I remember discussing monopolies and antitrusts in my high school economics class. In fact, my major high school paper was describing the (evil) monopoly Microsoft, back when the Internet Explorer fight was occurring. I learned a lot about these big businesses at the time, and I was able to see the Wal-Mart corporation as a potentially good thing, but as well as a potentially bad thing.
Some have hypothesized that Wal-Mart starves the Mom-n-Pop shops, preventing any chance for the little guys to compete against a department/electronics/car repair/gas station/whatever else Wal-Mart can do nowadays. However, near them are many other stores that profit on the customers going to and leaving Wal-Mart. As a statistician, this problem excites me because I would like data to settle this matter.
I am new to spatial statistics, so I am not looking for the most complex model that will really answer this question. The model I am considering is simplistic by design and has much room for improvement. This is actually the project on which I am working for my spatial statistics class.
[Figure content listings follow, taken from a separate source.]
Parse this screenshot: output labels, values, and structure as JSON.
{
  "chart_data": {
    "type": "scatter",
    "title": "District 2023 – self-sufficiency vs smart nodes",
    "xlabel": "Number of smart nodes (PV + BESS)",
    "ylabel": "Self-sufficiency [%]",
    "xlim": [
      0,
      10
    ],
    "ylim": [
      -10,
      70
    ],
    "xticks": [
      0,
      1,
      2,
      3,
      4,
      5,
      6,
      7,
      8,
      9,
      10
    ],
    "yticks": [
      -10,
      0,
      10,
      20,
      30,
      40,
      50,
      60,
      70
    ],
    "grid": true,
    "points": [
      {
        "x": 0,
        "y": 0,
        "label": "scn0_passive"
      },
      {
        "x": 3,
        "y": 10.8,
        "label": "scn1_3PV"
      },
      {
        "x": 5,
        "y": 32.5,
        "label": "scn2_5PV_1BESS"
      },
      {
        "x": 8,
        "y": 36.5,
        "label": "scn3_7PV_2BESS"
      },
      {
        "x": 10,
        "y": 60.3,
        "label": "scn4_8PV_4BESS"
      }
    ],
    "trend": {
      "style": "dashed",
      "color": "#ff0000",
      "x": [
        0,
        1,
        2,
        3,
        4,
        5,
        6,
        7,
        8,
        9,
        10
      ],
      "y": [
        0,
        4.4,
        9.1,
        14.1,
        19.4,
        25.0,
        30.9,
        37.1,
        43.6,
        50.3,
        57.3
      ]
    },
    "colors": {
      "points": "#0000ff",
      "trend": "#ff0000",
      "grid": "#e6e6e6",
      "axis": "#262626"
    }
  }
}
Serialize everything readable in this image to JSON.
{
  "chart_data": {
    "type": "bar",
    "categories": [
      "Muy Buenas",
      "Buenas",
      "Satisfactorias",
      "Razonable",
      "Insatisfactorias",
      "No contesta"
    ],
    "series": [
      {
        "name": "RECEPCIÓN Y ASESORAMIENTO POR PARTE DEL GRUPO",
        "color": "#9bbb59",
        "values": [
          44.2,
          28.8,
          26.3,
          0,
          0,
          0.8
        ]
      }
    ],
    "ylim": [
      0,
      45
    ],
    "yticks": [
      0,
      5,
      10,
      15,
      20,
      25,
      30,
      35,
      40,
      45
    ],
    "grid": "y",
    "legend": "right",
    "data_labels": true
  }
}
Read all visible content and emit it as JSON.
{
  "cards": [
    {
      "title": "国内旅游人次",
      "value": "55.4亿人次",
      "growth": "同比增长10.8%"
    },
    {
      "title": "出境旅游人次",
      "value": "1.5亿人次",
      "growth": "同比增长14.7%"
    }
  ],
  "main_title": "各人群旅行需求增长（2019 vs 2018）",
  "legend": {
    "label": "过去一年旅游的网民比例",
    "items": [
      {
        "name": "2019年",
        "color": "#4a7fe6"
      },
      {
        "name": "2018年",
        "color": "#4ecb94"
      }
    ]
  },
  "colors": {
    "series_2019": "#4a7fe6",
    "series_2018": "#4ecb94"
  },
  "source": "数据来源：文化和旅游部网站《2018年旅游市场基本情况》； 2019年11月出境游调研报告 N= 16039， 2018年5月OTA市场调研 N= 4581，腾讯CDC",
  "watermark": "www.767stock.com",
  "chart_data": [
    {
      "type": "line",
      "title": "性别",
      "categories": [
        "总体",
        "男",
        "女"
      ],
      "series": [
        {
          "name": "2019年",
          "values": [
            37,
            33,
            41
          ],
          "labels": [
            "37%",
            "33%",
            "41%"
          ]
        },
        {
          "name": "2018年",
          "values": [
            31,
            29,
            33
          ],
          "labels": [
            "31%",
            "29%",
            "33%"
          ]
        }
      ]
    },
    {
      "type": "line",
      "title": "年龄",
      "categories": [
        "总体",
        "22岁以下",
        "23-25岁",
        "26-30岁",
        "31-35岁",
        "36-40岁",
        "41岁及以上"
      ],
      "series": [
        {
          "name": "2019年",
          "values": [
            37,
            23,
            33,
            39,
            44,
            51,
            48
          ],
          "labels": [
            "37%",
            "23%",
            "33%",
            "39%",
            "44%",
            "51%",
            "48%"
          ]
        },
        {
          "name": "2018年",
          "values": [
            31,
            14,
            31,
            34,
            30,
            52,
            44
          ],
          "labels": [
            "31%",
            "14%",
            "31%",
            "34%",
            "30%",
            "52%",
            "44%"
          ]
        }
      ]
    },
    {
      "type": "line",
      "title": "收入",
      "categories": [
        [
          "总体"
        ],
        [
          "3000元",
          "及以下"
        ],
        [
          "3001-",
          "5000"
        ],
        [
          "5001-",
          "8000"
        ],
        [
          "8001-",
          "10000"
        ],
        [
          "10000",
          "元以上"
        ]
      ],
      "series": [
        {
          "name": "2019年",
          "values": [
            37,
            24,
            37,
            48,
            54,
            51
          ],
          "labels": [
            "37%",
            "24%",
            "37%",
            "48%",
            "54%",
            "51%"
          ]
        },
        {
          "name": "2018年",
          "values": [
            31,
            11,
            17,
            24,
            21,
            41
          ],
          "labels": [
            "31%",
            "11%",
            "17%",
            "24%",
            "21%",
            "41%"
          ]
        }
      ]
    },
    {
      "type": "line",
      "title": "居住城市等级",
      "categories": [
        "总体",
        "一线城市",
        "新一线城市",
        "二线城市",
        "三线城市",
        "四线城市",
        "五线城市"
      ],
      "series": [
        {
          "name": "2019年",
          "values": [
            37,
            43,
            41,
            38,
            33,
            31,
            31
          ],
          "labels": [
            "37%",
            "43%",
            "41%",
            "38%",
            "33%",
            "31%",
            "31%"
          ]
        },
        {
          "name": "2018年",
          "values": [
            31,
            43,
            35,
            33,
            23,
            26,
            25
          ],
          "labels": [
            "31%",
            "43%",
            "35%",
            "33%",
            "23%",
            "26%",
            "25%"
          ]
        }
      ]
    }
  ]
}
One local economic indicator is the state (or county) unemployment rate, and because this information is readily available, I am using it as the response in my model. For now, I am not considering a spatio-temporal model, where I might consider the unemployment rate over time: like I said, simplistic! For predictor variables, I am going to first look at the number of local Wal-Marts in each state and in each county. Eventually, I will look at more information about these such as the number of “supercenters” apart from the number of “neighborhood markets.” Also, looking at the opening date for each Wal-Mart would be of interest in the spatio-temporal model, but this is ignored for now, again for simplicity.
Over the next few days, I will be posting the code for scraping the Wal-Mart covariate data as well as the R code for the spatial analysis.